Seasonal and interannual variations in whole–ecosystem isoprene and monoterpene emissions from a temperate mixed forest in Northern China
- Author(s): Bai, J
- Guenther, A
- Turnipseed, A
- Duhl, T
- et al.
Published Web Locationhttps://doi.org/10.5094/APR.2015.078
Measurements of BVOC emissions, meteorological parameters, and solar radiation were carried out in a temperate forest, China during the summer seasons in 2010 and 2011. Terpenoid emissions were measured using the Relaxed Eddy Accumulation (REA) technique on an above–canopy tower. Isoprene contributed 79.1% and 82.0% of terpenoid emissions in 2010 and 2011 summer. The monoterpene emissions were dominated by α–pinene, contributing 6.3% and 12.2% of the total terpenoid emissions in 2010 and 2011 summer. Terpenoid emissions exhibited strong diurnal variations. Isoprene and monoterpene emissions maxima typically occurred a few hours after the noon PAR peak and coincided with the daily temperature maximum.
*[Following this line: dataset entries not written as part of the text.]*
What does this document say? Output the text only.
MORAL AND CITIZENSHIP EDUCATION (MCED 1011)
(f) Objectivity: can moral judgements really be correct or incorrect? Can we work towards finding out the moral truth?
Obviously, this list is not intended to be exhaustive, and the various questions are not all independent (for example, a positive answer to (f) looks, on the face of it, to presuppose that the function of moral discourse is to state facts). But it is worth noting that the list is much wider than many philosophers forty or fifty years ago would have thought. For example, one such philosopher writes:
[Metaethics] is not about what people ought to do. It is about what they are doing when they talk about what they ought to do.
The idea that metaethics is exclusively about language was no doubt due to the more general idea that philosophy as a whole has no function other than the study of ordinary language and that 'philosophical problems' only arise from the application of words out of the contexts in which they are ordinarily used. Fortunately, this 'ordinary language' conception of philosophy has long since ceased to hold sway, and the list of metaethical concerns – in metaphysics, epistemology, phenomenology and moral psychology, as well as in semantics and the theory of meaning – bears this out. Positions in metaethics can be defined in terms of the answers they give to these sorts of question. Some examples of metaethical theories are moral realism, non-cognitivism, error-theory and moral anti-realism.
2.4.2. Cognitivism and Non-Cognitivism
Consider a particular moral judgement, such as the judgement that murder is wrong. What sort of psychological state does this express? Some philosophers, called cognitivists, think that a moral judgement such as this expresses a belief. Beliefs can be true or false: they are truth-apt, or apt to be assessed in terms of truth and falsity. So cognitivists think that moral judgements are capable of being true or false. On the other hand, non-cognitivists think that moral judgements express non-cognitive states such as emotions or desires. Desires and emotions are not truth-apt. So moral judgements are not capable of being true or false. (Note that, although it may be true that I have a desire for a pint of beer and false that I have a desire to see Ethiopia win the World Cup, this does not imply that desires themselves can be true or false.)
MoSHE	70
During 2011 summer, the mean isoprene emission flux (mg m–2 h–1) was 0.889, mean total monoterpene emission flux was 0.143. Emission factors, representing the emission expected at a temperature of 30 °C, for this site were 0.32 mg m–2 h–1 for total monoterpenes and 4.3 mg m–2 h–1 for isoprene. The observations were used to evaluate the isoprene and monoterpene emission magnitude and variability predicted by the MEGANv2.1 model. Canopy scale isoprene and monoterpene emission factors based on these observations fall within the range of emission factors assigned to locations within 50 km of the site by the MEGANv2.1 emission model. When using the site specific landcover data for the site, the measured emission factors are 12% for isoprene and 20% for monoterpenes lower than the MEGANv2.1 emission factors. MEGANv2.1 predicts that variations in light intensity should result in significant changes in isoprene emissions during the study but this was not evident in the observations. Observed diurnal, seasonal and interannual variations in isoprene and monoterpene emissions were strongly correlated with air temperature which was the dominant driving variable for MEGANv2.1 during the study period. The observed temperature response for isoprene and monoterpenes is similar to the temperature sensitivity of the MEGANv2.1 response functions.